Já na hora de sair, ela me contou a história da casa, como o marido dela, o Neno, a havia construído . Ele demorou três meses para erguê-la; numa briga, Gisele “botou o barraco no chão”. Neno a reergueu em dois dias. Ele é pedreiro sem emprego fixo, e sua paixão, além da família, é a poesia. Naquela época não estava escrevendo muitas, ou por falta de tempo, ou por falta de inspiração.

“Falei pra ele esperar só mais um pouquinho, que é pra ele chegar só quando a casa nova estiver pronta!”, disse Gisele, segurando a barriga. A tal casa nova ela iria receber no programa de construções da Organização Não Governamental TETO, que possui diversos projetos que lutam contra a pobreza extrema. O tamanho de 18m², para Gisele, é o suficiente para que ela possa juntar todos os filhos com ela – os mais velhos estão morando com a avó. “Meu sonho é poder ter todos aqui comigo!”.

A comunidade em que Gisele e sua família moram é apelidada carinhosamente de “Beverly Hills”, e está entre um córrego poluído e um muro da Companhia de Desenvolvimento Habitacional e Urbano (CDHU). Localizada em Ferraz de Vasconcelos, na grande São Paulo, Beverly concentra cerca de 70 casas, sendo apenas 4 de alvenaria. Antes de ir para lá, Gisele morava numa casa regular próximo dali. Pagava um aluguel de R$380, fora as contas básicas como luz e água. Era muito complicado manter as contas em dia e o bem-estar familiar, já que ela precisava ficar em casa com as crianças, e nem sempre Neno estava trabalhando. Com frequência, o pequeno João ficava internado e as atividades paravam.

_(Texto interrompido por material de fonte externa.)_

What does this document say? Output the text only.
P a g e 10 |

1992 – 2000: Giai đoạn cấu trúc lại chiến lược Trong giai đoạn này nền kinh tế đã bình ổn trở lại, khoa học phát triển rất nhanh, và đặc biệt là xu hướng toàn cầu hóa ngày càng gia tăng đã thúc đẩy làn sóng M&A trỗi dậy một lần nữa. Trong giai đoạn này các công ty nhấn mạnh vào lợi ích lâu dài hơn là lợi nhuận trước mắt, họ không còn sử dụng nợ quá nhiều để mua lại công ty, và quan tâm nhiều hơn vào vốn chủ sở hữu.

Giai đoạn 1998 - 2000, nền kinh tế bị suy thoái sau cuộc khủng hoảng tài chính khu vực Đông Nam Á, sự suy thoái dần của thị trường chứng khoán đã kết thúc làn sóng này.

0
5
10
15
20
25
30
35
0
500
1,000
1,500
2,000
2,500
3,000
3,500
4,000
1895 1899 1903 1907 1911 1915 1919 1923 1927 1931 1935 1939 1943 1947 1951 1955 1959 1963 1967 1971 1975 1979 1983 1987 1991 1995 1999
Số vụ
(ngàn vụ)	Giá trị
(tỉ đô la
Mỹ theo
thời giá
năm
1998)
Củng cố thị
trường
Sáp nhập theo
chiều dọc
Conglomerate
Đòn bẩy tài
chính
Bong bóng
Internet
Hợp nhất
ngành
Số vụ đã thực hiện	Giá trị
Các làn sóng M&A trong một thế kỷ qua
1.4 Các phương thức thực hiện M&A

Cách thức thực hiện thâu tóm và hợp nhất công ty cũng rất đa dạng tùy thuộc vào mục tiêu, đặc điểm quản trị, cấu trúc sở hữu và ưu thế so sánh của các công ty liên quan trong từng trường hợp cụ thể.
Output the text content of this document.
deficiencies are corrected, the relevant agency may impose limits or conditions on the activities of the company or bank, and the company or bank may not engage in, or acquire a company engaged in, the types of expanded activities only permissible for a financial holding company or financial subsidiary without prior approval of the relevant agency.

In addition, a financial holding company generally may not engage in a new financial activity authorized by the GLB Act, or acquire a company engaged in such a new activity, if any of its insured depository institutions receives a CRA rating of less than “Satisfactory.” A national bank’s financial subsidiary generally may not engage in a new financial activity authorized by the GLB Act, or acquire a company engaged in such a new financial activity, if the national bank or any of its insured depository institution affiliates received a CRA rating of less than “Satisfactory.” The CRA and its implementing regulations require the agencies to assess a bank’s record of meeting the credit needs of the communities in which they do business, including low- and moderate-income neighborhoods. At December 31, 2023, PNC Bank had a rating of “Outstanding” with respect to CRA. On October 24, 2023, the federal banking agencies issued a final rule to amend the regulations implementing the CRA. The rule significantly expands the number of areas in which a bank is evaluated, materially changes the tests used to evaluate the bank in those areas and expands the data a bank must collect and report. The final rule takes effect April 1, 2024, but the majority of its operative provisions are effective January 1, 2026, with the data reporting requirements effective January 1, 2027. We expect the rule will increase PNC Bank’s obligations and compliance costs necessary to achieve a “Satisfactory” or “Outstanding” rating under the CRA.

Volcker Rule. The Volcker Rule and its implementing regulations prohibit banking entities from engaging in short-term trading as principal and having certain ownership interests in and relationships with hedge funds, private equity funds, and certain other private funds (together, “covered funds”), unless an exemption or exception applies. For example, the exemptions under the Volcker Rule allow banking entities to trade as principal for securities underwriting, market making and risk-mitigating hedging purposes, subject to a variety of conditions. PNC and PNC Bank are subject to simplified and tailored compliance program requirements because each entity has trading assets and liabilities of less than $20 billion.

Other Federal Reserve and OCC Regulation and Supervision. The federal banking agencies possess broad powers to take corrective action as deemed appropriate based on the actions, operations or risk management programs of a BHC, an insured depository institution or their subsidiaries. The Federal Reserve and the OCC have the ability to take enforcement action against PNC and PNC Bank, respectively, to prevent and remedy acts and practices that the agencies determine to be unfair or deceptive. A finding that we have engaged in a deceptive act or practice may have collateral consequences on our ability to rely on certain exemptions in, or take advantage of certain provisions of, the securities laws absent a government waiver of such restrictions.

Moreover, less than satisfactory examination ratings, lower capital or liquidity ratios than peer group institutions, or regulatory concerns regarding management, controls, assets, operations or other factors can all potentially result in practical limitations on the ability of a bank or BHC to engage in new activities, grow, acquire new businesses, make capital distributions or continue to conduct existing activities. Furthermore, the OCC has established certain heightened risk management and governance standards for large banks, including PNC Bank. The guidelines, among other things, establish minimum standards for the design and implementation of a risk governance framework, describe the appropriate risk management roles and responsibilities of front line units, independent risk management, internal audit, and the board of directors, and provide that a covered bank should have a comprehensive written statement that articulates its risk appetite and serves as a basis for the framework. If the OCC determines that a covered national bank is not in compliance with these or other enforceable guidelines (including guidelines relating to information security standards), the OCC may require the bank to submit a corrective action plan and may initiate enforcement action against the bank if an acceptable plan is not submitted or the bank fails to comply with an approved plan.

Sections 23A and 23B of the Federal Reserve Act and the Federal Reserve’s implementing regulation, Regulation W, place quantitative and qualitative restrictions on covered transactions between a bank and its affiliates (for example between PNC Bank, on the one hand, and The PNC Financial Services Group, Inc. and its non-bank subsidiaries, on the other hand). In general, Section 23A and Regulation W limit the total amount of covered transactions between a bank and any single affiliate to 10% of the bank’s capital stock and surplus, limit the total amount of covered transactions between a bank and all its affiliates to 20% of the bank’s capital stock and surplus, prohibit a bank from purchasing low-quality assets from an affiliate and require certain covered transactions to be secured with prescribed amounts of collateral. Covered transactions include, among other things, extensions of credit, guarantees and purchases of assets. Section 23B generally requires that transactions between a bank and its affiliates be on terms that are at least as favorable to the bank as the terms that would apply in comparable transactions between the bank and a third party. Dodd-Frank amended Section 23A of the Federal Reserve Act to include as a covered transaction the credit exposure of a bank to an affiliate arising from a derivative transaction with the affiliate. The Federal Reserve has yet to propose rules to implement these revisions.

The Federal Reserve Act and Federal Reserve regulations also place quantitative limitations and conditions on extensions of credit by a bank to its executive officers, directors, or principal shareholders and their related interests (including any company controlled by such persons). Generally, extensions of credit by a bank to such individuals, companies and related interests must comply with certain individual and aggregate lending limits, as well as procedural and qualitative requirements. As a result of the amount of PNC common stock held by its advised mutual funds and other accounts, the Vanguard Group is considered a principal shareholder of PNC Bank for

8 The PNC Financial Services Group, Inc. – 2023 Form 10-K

“Boa parte do orçamento doméstico de uma família que não tem uma casa própria é para pagar o aluguel. A partir do momento que se consegue a casa própria, existem não só maiores facilidades econômicas e sociais, como se consegue oferecer melhores condições para seus filhos do que você teve. Além disso, ter bem-estar, tranquilidade, e se conseguir planejar minimamente”, esclarece o antropólogo Carlos Filadelfo de Aquino.

 Parte da família reunida em frente à antiga casa. Foto: Gregory Borges.

Não-cidade, não-sociedade

Um dia, Gisele disse para Neno: “Amor, tão invadindo um lugar ali embaixo, vamo tentar um terreno?”. E foram.

“Quando a gente morava ali [na casa de alvenaria alugada], morávamos na sociedade. Quando vim pra favela, eu achei que não tava mais na sociedade. Antes de vir pra cá, eu tinha uma mente totalmente diferente. Não deixava as crianças irem pra fora de casa, se sujarem. Eu não deixava as crianças se misturarem. Era o mesmo nível de dificuldade [financeira], só que a diferença era que antes eu estava no asfalto, e eles ali, na favela, no chão batido.”

“Primeiro as famílias vão e se fixam em um lugar que não é cidade, é uma negação da cidade. Por acaso, os próprios moradores de periferia se referem de maneira  diferente ao centro de São Paulo ao dizer que ‘vou para a cidade’”, afirma Carlos de Aquino. Na fala da Gisele, observa-se que a proximidade de sociedade e cidade também estão muito ligadas: pelo fato de um local ter asfalto, seria muito mais “sociedade” do que aquele que não têm; seria muito mais “cidade”.

O Urbanista André Luiz Teixeira dos Santos afirma que as favelas representam cerca de 11% das moradias em SP. Diferentemente do restante do país, em que a proporção de favelas diminuem ano a ano, existe um crescimento do indicativo dessas áreas numa proporção maior do que o próprio crescimento da cidade. “Cerca de 40% da cidade se encontra nessa condição; são favelas, somados à cortiços e loteamentos irregulares”, completa. “Essas regiões não tem nada [de infraestrutura], historicamente. É um terreno vazio onde você vai construir a sua casa, seu barraco. Se tiver mais condições, construir uma casa de alvenaria, no máximo. Depois o Estado vem trazer infraestrutura”, completa Carlos de Aquino.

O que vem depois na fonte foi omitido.